Converting Sklearn model to Core ML Model for iOS


I have created sklearn model for predicting ESG Scores. But for imputation reasons my input features matrix X were converted to np.ndarray. I found on apple developers website how to convert them, but there is optional kwargs input_features and output_features.

import coremltools
coreml_model = coremltools.converters.sklearn.convert(model,
                                                    ["bedroom", "bath", "size"],
                                                    "price")

coreml_model.save('HousePricer.mlmodel')

I am wondering is it necessary match names of features in X with value I am sending to convert() method with input_features argument?

I.e.

imputer = KNNImputer()

# Impute missing values in X
X_imputed = imputer.fit_transform(X)

X_imputed

Out:

array([[ 5.00000e+00,  1.80000e+04,  3.27000e+08, ..., -2.20000e+07,
         2.64000e+08,  2.64000e+08],
       [ 6.00000e+00,  1.32500e+05,  9.00000e+06, ...,  9.38000e+08,
         1.90000e+07,  1.90000e+07],
       [ 2.00000e+00,  4.00000e+04,  2.37765e+08, ..., -1.88580e+07,
         1.78696e+08,  1.78696e+08],
       ...,
     ])

So there are no labels now.

The question is how to convert it to Core ML Model now, with no labels for input_features.
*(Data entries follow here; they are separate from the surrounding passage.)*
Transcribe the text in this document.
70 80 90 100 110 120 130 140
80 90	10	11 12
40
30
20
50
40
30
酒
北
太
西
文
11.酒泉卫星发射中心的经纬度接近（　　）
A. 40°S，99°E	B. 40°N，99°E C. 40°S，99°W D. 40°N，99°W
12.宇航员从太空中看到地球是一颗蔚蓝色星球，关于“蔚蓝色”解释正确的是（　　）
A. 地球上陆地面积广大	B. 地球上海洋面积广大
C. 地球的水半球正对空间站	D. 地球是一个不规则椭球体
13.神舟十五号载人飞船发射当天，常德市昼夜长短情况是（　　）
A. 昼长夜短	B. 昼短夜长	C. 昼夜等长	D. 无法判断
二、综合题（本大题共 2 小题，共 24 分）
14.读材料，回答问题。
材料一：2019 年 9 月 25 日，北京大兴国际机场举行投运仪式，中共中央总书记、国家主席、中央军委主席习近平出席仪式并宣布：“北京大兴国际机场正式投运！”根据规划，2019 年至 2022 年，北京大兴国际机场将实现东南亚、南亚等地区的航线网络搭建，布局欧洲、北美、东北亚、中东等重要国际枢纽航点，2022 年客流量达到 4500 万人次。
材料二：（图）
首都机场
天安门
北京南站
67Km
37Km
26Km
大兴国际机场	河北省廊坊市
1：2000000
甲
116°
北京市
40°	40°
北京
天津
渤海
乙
Unfortunately I don't have access to macOS to try different approaches and test them.

I would be grateful if you showed not only how to convert but also sample usage of the model with Swift.

(Model based on Random Forest Regressor)


Solution

  • There is dedicated method called ct.converters.sklearn.convert for this goal.

    Here is a full example of the conversion:

    from sklearn.linear_model import LinearRegression
    import numpy as np
    import coremltools as ct
    
    # Load data
    X = np.random.rand(10,5).astype(np.ndarray)
    y = np.random.rand(10).astype(np.ndarray)
    
    # Train a model
    model = LinearRegression()
    model.fit(X, y)
    
    # save the scikit-learn model
    coreml_model = ct.converters.sklearn.convert(model)
    coreml_model.save('Predictor.mlmodel')
    

    Printing coreml_model you get:

    In [13]: coreml_model
    Out[13]:
    input {
      name: "input"
      type {
        multiArrayType {
          shape: 5
          dataType: DOUBLE
        }
      }
    }
    output {
      name: "prediction"
      type {
        doubleType {
        }
      }
    }
    predictedFeatureName: "prediction"
    metadata {
      userDefined {
        key: "com.github.apple.coremltools.source"
        value: "scikit-learn==1.1.1"
      }
      userDefined {
        key: "com.github.apple.coremltools.version"
        value: "7.1"
      }
    }